Medication recording was managed well, and the system alerted the clinical lead to any issues or missed medications. The clinical lead could use this information to assess if medication reviews were necessary. The home practiced safe moving and assisting, supported by in-house training and monitored regularly. Staff were observed and provided feedback on performance to ensure they could meet high standards of care and support.
People were encouraged to direct aspects of their own care where possible. There were excellent examples of people receiving personalized care, including choosing their preferred support team. One resident remarked, “The staff couldn’t do any more for you,” and family members reported satisfaction with the care provided. This ensured that people received the right level of care to meet their needs.

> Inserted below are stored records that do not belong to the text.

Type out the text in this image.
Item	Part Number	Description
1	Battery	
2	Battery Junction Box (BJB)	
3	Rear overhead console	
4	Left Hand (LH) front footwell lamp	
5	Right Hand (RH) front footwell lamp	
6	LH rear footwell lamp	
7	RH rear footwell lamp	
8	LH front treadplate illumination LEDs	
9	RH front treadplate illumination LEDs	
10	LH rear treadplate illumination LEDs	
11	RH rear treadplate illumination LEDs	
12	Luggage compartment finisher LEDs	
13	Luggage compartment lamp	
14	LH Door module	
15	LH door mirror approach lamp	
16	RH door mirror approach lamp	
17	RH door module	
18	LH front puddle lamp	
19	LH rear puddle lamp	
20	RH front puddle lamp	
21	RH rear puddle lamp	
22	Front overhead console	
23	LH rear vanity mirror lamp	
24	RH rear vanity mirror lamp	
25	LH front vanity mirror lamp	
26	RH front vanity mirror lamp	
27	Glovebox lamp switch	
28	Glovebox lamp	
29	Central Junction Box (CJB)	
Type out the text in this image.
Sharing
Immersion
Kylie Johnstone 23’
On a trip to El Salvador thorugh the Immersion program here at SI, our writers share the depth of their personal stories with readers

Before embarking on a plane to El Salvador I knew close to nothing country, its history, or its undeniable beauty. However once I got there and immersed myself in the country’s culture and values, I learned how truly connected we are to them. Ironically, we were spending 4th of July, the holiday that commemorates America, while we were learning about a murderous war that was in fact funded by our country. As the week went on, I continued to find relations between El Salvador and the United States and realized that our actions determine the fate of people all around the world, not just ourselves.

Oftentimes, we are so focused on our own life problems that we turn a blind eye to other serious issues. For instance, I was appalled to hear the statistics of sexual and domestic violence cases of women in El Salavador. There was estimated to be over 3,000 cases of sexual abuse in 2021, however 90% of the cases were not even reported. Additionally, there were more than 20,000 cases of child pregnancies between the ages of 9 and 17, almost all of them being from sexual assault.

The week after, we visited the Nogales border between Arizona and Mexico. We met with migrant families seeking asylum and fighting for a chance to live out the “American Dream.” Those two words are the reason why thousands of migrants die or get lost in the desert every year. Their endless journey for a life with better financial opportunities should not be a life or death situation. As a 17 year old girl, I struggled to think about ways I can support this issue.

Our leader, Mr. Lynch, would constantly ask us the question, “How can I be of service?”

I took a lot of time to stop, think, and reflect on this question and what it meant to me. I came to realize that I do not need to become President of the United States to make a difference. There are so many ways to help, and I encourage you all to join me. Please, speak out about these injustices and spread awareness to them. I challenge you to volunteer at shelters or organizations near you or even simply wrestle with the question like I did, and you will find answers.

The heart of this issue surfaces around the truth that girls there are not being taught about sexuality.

The home employed activities workers and recently added two befriender roles. Residents noticed the positive impact of the expanded team, enjoying a wide range of activities both in the home and the community. Individuals attended events such as the cinema, museums, and nightclubs, while activities in the home included regular chair exercises and opportunities to use outdoor spaces, meeting residents’ needs for stimulation and social interaction.
End-of-life care was managed in line with the needs and wishes of the person and their family. Anticipatory care plans were in place for those who wished to discuss end-of-life care in advance, supported by booklets for these conversations. When people reached the end of life, the management team revisited these discussions to ensure care aligned with their wishes.
Staff understood how to support people lacking capacity to make decisions, with appropriate support for decision-making, including proxy decision-making where legal powers were in place.
The service balanced people’s rights and safety, with a positive approach to managing risks. Systems were in place to monitor care, including checks on pressure ulcers, falls, and medication, demonstrating the home’s success in maintaining people’s health. Monitoring systems also helped detect and address any emerging issues.
People benefited from access to a tasty, varied, and well-balanced diet, with meals, snacks, and drinks reflecting cultural and dietary preferences. Staff shared information when changes in eating or drinking habits were noticed. Although a few residents suggested larger portions or more variety, most expressed satisfaction with the meals. Residents enjoyed their meals in a relaxed atmosphere, with a wide range of aids and appropriate support to meet their needs. Adjustments to staffing also provided additional support for eating, ensuring residents were supported to eat well with options that suited them.